New survey points to continued weakness in IBM spending intentions
Investing.com -- Bernstein's May/June survey of 100 U.S. and European CIOs found net spending intentions remain "deeply negative" for IBM and continuing to deteriorate, even as overall CIO expectations for IT spending stayed broadly constructive.
Analyst Mark Newman said Bernstein forecasts 2026 IT spending growth in line with Gartner's estimated 12%, noting sentiment has diverged regionally, with European CIOs becoming more pessimistic than their American counterparts.
The firm said IT spending has historically shown a positive correlation with GDP and corporate earnings growth, which has improved to 24.4% versus 15.3% last November.

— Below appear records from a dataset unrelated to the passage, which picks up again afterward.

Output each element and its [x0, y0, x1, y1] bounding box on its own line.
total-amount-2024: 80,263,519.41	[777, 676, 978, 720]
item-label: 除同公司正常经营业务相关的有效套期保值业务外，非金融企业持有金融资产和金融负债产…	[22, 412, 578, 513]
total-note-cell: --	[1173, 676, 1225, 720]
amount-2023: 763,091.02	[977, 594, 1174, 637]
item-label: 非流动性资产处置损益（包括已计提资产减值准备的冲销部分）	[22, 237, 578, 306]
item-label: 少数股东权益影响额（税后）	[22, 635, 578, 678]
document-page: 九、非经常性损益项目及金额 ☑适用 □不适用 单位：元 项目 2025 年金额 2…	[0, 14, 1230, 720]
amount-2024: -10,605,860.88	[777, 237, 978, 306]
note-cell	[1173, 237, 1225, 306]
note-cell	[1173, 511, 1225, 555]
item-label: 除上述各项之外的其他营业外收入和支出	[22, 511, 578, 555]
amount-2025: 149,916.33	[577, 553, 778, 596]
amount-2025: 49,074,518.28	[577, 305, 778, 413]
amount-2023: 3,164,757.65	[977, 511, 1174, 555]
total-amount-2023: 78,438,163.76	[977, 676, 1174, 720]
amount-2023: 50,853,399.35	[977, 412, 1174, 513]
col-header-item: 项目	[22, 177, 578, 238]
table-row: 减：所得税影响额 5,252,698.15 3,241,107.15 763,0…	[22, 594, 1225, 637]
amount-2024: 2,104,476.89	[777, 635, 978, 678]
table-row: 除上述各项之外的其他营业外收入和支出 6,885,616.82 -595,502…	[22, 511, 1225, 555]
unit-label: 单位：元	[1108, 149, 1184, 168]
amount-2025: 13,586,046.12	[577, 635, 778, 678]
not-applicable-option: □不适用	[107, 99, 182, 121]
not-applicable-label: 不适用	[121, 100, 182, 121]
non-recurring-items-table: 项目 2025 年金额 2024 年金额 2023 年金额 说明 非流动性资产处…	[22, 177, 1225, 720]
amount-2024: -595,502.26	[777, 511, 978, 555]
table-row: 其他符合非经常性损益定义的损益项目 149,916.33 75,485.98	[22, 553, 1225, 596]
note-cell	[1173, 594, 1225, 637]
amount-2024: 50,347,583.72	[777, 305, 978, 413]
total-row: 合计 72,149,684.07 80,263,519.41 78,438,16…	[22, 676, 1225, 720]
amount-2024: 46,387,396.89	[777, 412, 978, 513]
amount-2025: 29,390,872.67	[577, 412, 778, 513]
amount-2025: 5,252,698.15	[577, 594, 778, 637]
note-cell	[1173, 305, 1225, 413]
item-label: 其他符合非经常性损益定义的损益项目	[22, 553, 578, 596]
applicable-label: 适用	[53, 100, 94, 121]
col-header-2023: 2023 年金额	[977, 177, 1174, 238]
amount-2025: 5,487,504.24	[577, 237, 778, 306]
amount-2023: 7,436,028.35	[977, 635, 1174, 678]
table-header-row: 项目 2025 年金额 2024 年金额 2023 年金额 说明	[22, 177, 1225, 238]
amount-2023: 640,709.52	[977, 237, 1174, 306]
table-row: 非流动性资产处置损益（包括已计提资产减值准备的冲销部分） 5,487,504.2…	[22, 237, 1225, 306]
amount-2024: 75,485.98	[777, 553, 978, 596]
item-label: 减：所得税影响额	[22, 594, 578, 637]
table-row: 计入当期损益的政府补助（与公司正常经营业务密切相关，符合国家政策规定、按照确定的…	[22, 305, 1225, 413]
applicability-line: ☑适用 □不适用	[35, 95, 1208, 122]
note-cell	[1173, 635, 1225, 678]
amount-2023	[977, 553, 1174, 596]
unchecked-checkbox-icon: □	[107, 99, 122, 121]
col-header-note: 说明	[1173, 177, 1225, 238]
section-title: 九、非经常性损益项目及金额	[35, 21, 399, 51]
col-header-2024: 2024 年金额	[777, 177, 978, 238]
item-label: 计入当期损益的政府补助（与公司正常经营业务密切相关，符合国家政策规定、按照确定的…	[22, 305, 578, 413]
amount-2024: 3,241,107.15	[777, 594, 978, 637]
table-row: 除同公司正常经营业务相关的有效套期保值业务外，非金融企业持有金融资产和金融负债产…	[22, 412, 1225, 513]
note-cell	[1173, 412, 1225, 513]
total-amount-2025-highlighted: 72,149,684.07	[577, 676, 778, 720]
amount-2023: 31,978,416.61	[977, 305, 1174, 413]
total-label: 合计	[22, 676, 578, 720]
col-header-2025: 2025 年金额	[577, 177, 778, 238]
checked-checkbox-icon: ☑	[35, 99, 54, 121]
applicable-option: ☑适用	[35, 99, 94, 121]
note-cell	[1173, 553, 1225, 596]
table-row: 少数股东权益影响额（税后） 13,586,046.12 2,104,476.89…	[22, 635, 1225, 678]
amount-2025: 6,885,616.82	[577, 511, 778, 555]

Cybersecurity software remained the top spending priority for CIOs, followed by GenAI and storage. Bernstein said spending intentions remain weakest for traditional infrastructure categories, including x86 servers, mainframes and printers, with mainframe sentiment "negative overall and broadly stable" versus the November survey, and only 14% of mainframe users intending to add capacity.
Across vendors, Bernstein said spending intentions remain polarized, with IBM alongside HP Inc. and HPE showing deeply negative net spending intentions, though HP and HPE were both improving.
Dell continued to fare better than its infrastructure peers and also improved versus prior surveys. Apple was the only vendor to achieve non-negative net spending intentions when CIOs were asked about hardware and infrastructure spending over the next five years.
In cloud and software, Bernstein said Microsoft, Amazon and ServiceNow ranked highest, with Microsoft and OpenAI viewed as the leading long-term AI platforms.